Our church band is crammed into a relatively small space. We have an assortment of dynamic vocal mics, mic'ed guitar amps, an electronic drum kit with a speaker for a monitor, bass monitor, and the occasional choir mic. I was thinking it might be helpful to enable a noise gate for all of the mic inputs to help isolate things. Is this a common practice? I'm assuming that I should be able to find a threshold that lets me eliminate other sources while keeping the main one for each mic.
Is this a bad idea? If not, any suggestions how how to set it up (other than just tuning the threshold by watching levels and listening)?
In case it matters, we will be using a Roland M200i console.
Thanks,
Dan
Logged

Steve M Smith

  • Hero Member
  • *****
  • Offline Offline
  • Posts: 1249
Re: Noise gate for close quarters
« Reply #1 on: January 23, 2014, 01:53:01 am »

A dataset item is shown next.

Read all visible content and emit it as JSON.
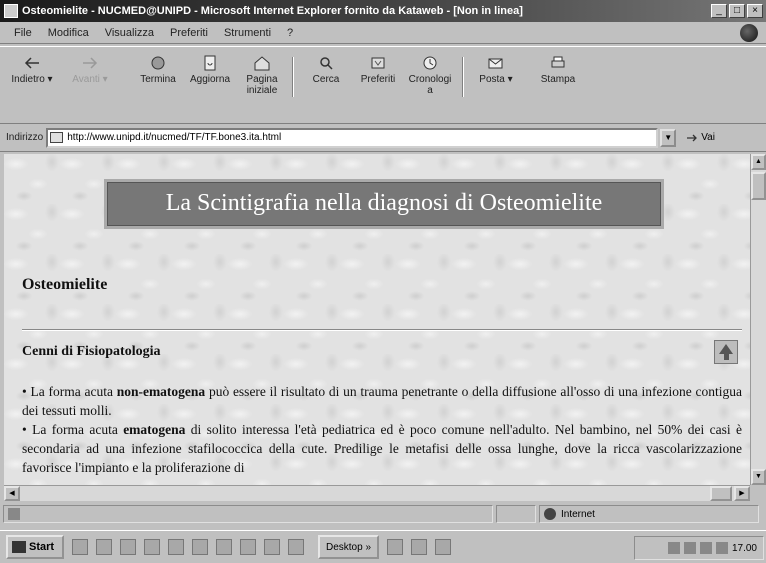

Is there an actual problem with what you have now which you are trying to eliminate?


Steve.
Logged

Tommy Peel

  • Hero Member
  • *****
  • Offline Offline
  • Posts: 1350
  • North/East Texas (near Tyler)
    • Facebook Profile
Re: Noise gate for close quarters
« Reply #2 on: January 23, 2014, 03:08:11 am »

Dan, I don't think the gates will help your situation very much. I mix a fairly loud band with mic'd amps, mic'd acoustic drums, vocal mics, and other instruments occasionally all in a very small church(150 peeps max, maybe less). We get a decent, if loud, mix for the most part. We're on an analog board and don't have gates on every channel(I have 6chs of comps/gates) but even then the only gates I use are for the noisy(hissing) bass amp and kick drum. I use the expanders on a couple of vocal mics because it helps keep them from feedbacking when the comps release though it doesn't help with the stage noise. In the end the loudest sound at the mic wins...

To sum it up you might find gates useful on noisy amps(only to eliminate hissing or other bad noises that amps can make sometimes) and acoustic drums but they make other things(vocals) sound weird if their set where they do any good.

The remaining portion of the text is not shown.